A Glove-Based Form Factor for Collecting Joint Acoustic Emissions: Design and Validation.

Sounds produced by the articulation of joints have been shown to contain information characteristic of underlying joint health, morphology, and loading. In this work, we explore the use of a novel form factor for non-invasively acquiring acoustic/vibrational signals from the knee joint: an instrumented glove with a fingertip-mounted accelerometer. We validated the glove-based approach by comparing it to conventional mounting techniques (tape and foam microphone pads) in an experimental framework previously shown to reliably alter healthy knee joint sounds (vertical leg press). Measurements from healthy subjects (N = 11) in this proof-of-concept study demonstrated a highly consistent, monotonic, and significant (p < 0.01) increase in low-frequency signal root-mean-squared (RMS) amplitude-a straightforward metric relating to joint grinding loudness-with increasing vertical load across all three techniques. This finding suggests that a glove-based approach is a suitable alternative for collecting joint sounds that eliminates the need for consumables like tape and the interface noise associated with them.
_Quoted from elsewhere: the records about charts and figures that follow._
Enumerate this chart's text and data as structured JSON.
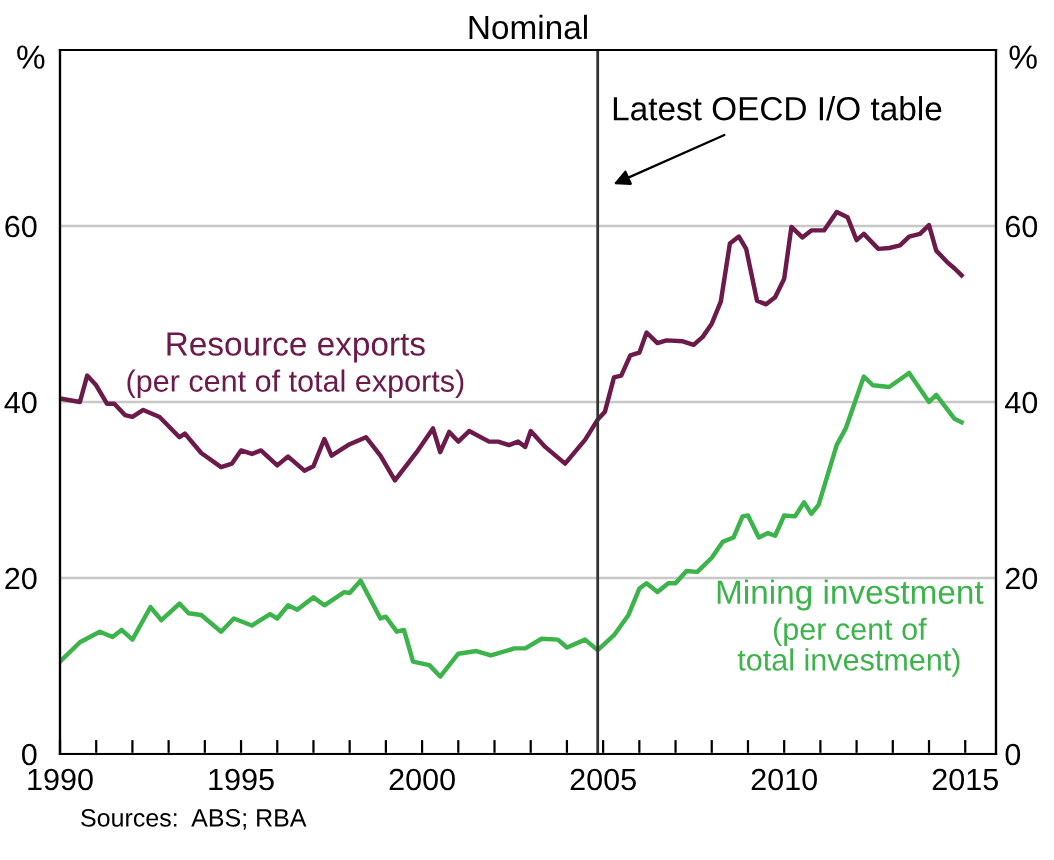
{
  "chart_data": {
    "type": "line",
    "title": "Nominal",
    "ylabel": "%",
    "y2label": "%",
    "xlim": [
      1990,
      2015.85
    ],
    "ylim": [
      0,
      80
    ],
    "y2lim": [
      0,
      80
    ],
    "xticks": [
      1990,
      {
        "value": 1991,
        "label": null
      },
      {
        "value": 1992,
        "label": null
      },
      {
        "value": 1993,
        "label": null
      },
      {
        "value": 1994,
        "label": null
      },
      1995,
      {
        "value": 1996,
        "label": null
      },
      {
        "value": 1997,
        "label": null
      },
      {
        "value": 1998,
        "label": null
      },
      {
        "value": 1999,
        "label": null
      },
      2000,
      {
        "value": 2001,
        "label": null
      },
      {
        "value": 2002,
        "label": null
      },
      {
        "value": 2003,
        "label": null
      },
      {
        "value": 2004,
        "label": null
      },
      2005,
      {
        "value": 2006,
        "label": null
      },
      {
        "value": 2007,
        "label": null
      },
      {
        "value": 2008,
        "label": null
      },
      {
        "value": 2009,
        "label": null
      },
      2010,
      {
        "value": 2011,
        "label": null
      },
      {
        "value": 2012,
        "label": null
      },
      {
        "value": 2013,
        "label": null
      },
      {
        "value": 2014,
        "label": null
      },
      2015
    ],
    "yticks": [
      0,
      20,
      40,
      60
    ],
    "y2ticks": [
      0,
      20,
      40,
      60
    ],
    "grid": "y",
    "legend": false,
    "series": [
      {
        "name": "Resource exports\n(per cent of total exports)",
        "color": "#6b1a4a",
        "x": [
          1990,
          1990.55,
          1990.75,
          1991.0,
          1991.3,
          1991.5,
          1991.8,
          1992.0,
          1992.3,
          1992.75,
          1993.3,
          1993.45,
          1993.9,
          1994.45,
          1994.75,
          1995,
          1995.3,
          1995.55,
          1996,
          1996.3,
          1996.75,
          1997,
          1997.3,
          1997.5,
          1998,
          1998.45,
          1998.85,
          1999.25,
          1999.85,
          2000.3,
          2000.5,
          2000.75,
          2001,
          2001.3,
          2001.85,
          2002.1,
          2002.4,
          2002.65,
          2002.85,
          2003.0,
          2003.4,
          2003.95,
          2004.5,
          2004.85,
          2005.05,
          2005.3,
          2005.5,
          2005.75,
          2006.0,
          2006.2,
          2006.5,
          2006.75,
          2007.2,
          2007.5,
          2007.75,
          2008.0,
          2008.25,
          2008.5,
          2008.75,
          2008.95,
          2009.25,
          2009.5,
          2009.75,
          2010.0,
          2010.2,
          2010.5,
          2010.75,
          2011.1,
          2011.45,
          2011.75,
          2012.0,
          2012.2,
          2012.6,
          2012.9,
          2013.2,
          2013.45,
          2013.75,
          2014.0,
          2014.2,
          2014.5,
          2014.7,
          2014.9
        ],
        "values": [
          40.4,
          40,
          43,
          41.9,
          39.8,
          39.8,
          38.5,
          38.3,
          39.1,
          38.3,
          36,
          36.4,
          34.2,
          32.6,
          33,
          34.5,
          34.1,
          34.5,
          32.8,
          33.8,
          32.2,
          32.7,
          35.8,
          33.9,
          35.2,
          36,
          33.9,
          31.1,
          34.3,
          37,
          34.3,
          36.6,
          35.5,
          36.7,
          35.5,
          35.5,
          35.1,
          35.5,
          34.9,
          36.7,
          34.9,
          33,
          35.7,
          38,
          38.9,
          42.8,
          43,
          45.3,
          45.6,
          47.9,
          46.7,
          47,
          46.9,
          46.5,
          47.4,
          48.9,
          51.4,
          58,
          58.8,
          57.4,
          51.5,
          51.1,
          51.9,
          54,
          59.9,
          58.7,
          59.5,
          59.5,
          61.6,
          61,
          58.4,
          59.1,
          57.4,
          57.5,
          57.8,
          58.8,
          59.1,
          60.1,
          57.2,
          55.9,
          55.2,
          54.4
        ]
      },
      {
        "name": "Mining investment\n(per cent of\ntotal investment)",
        "color": "#3cb44b",
        "x": [
          1990,
          1990.55,
          1991.1,
          1991.45,
          1991.7,
          1992.0,
          1992.5,
          1992.8,
          1993.3,
          1993.55,
          1993.9,
          1994.45,
          1994.8,
          1995.3,
          1995.8,
          1996,
          1996.3,
          1996.55,
          1997,
          1997.3,
          1997.85,
          1998,
          1998.3,
          1998.85,
          1999,
          1999.3,
          1999.5,
          1999.75,
          2000.2,
          2000.5,
          2001,
          2001.5,
          2001.9,
          2002.55,
          2002.85,
          2003.3,
          2003.75,
          2004,
          2004.5,
          2004.85,
          2005.3,
          2005.7,
          2006.0,
          2006.2,
          2006.5,
          2006.8,
          2007.0,
          2007.3,
          2007.6,
          2008.0,
          2008.3,
          2008.6,
          2008.85,
          2009.0,
          2009.3,
          2009.55,
          2009.75,
          2010.0,
          2010.3,
          2010.55,
          2010.75,
          2010.95,
          2011.45,
          2011.7,
          2012.2,
          2012.45,
          2012.9,
          2013.45,
          2014.0,
          2014.2,
          2014.7,
          2014.9
        ],
        "values": [
          10.5,
          12.7,
          13.9,
          13.3,
          14.1,
          13,
          16.7,
          15.2,
          17.1,
          16,
          15.8,
          13.9,
          15.4,
          14.6,
          15.9,
          15.4,
          16.9,
          16.4,
          17.8,
          16.9,
          18.4,
          18.3,
          19.7,
          15.4,
          15.6,
          13.9,
          14.1,
          10.5,
          10.1,
          8.8,
          11.4,
          11.7,
          11.2,
          12,
          12,
          13.1,
          13,
          12.1,
          13,
          11.8,
          13.5,
          15.8,
          18.8,
          19.4,
          18.4,
          19.4,
          19.4,
          20.8,
          20.7,
          22.3,
          24.1,
          24.6,
          27,
          27.1,
          24.6,
          25.1,
          24.8,
          27.1,
          27,
          28.6,
          27.3,
          28.3,
          35.1,
          37,
          42.9,
          41.9,
          41.7,
          43.3,
          40,
          40.8,
          38.1,
          37.7
        ]
      }
    ],
    "ref_lines": [
      {
        "axis": "x",
        "value": 2004.85,
        "label": "Latest OECD I/O table",
        "color": "#333333"
      }
    ],
    "annotations": [
      "Sources:  ABS; RBA"
    ]
  }
}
A 3D-Printed, Adjustable-Stiffness Knee Brace with Embedded Magnetic Angle Sensor.

In this work, we detail the design and verification of a novel, 3D-printed, flexible knee brace with an embedded magnetic angle sensor for monitoring joint kinematics. The brace's torsional stiffness can be selectively modified by applying elastic bands of varying thickness. Through benchtop tests and finite element analysis simulations, we characterize the mechanical behavior of the knee brace and determine estimates of torsional stiffness across a range of band thicknesses. To demonstrate the ability to modulate knee joint loading in a real-world scenario, we report results of a pilot study in which able-bodied subjects wear the device during treadmill walking and seated flexion-extension tasks.
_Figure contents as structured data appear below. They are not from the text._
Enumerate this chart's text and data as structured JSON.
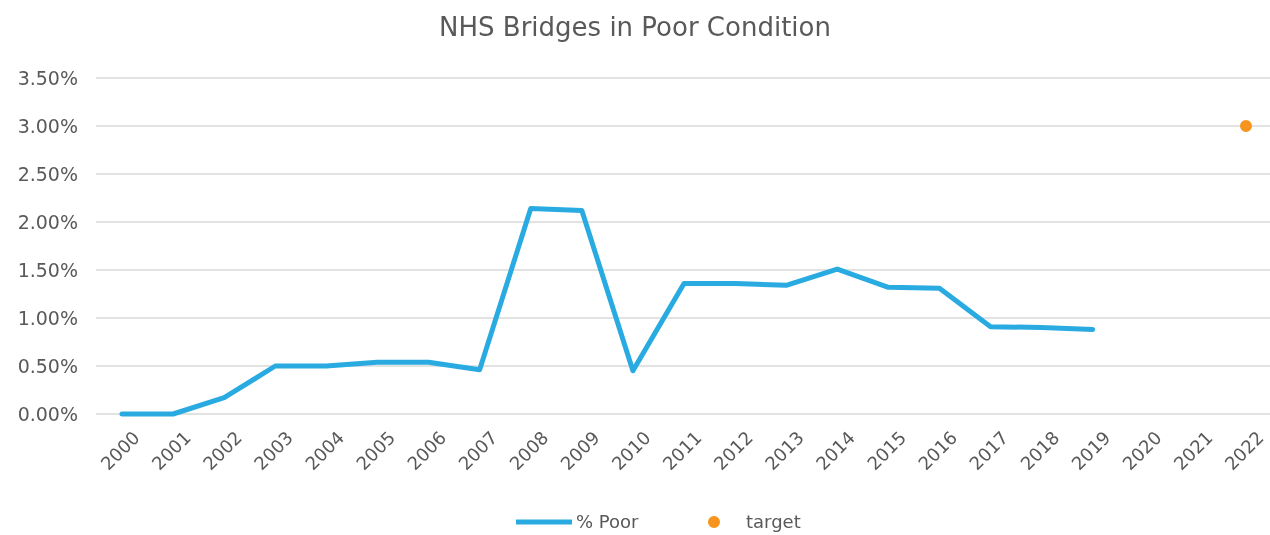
{
  "chart_data": {
    "type": "line",
    "title": "NHS Bridges in Poor Condition",
    "categories": [
      "2000",
      "2001",
      "2002",
      "2003",
      "2004",
      "2005",
      "2006",
      "2007",
      "2008",
      "2009",
      "2010",
      "2011",
      "2012",
      "2013",
      "2014",
      "2015",
      "2016",
      "2017",
      "2018",
      "2019",
      "2020",
      "2021",
      "2022"
    ],
    "series": [
      {
        "name": "% Poor",
        "color": "#29abe2",
        "values": [
          0,
          0,
          0.17,
          0.5,
          0.5,
          0.54,
          0.54,
          0.46,
          2.14,
          2.12,
          0.45,
          1.36,
          1.36,
          1.34,
          1.51,
          1.32,
          1.31,
          0.91,
          0.9,
          0.88,
          null,
          null,
          null
        ]
      },
      {
        "name": "target",
        "type": "scatter",
        "color": "#f7941d",
        "marker": "circle",
        "values": [
          null,
          null,
          null,
          null,
          null,
          null,
          null,
          null,
          null,
          null,
          null,
          null,
          null,
          null,
          null,
          null,
          null,
          null,
          null,
          null,
          null,
          null,
          3
        ]
      }
    ],
    "ylim": [
      0,
      3.5
    ],
    "yticks": [
      {
        "value": 0,
        "label": "0.00%"
      },
      {
        "value": 0.5,
        "label": "0.50%"
      },
      {
        "value": 1,
        "label": "1.00%"
      },
      {
        "value": 1.5,
        "label": "1.50%"
      },
      {
        "value": 2,
        "label": "2.00%"
      },
      {
        "value": 2.5,
        "label": "2.50%"
      },
      {
        "value": 3,
        "label": "3.00%"
      },
      {
        "value": 3.5,
        "label": "3.50%"
      }
    ],
    "grid": "y",
    "legend": "bottom"
  }
}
A novel method to assess angle sensor performance for wearable exoskeletal joint kinematics.

Full range of motion (ROM) at a joint is necessary for efficient and adaptive movement; as such, it is an essential clinical evaluation measure for assessing an individual's motor function, which can be affected by any number of musculoskeletal injuries and neuropathies. Measurement of joint ROM in the clinic has classically been accomplished statically through the use of a manual goniometer. More recent efforts in the fields of prosthetics and orthotics have demonstrated the potential utility of wearable systems (e.g., exoskeletons, orthoses) designed to control joint motion(s) and instrumented with sensors capable of capturing joint angle data dynamically. This paper presents a novel methodology to assess the performance of a variety of angle sensors in the context of wearable joint angle measurement, particularly for use in articulated ankle-foot orthoses (AFOs). Dynamic and static errors are considered, and a cost-benefit analysis of a variety of off-the-shelf and custom-built sensors is reported to provide comparative data for selecting a sensor to measure joint motion in wearable exoskeletal systems. All of the sensors considered reported angular errors below 5° across all tests, though the optical encoder consistently demonstrated the highest accuracy (<;0.7°) and precision, and both the resistive potentiometers exhibited the highest error in the dynamic tests (1.5° to 4°). The anisotropic magnetoresistive (AMR) sensor demonstrated the highest performance-to-cost ratio.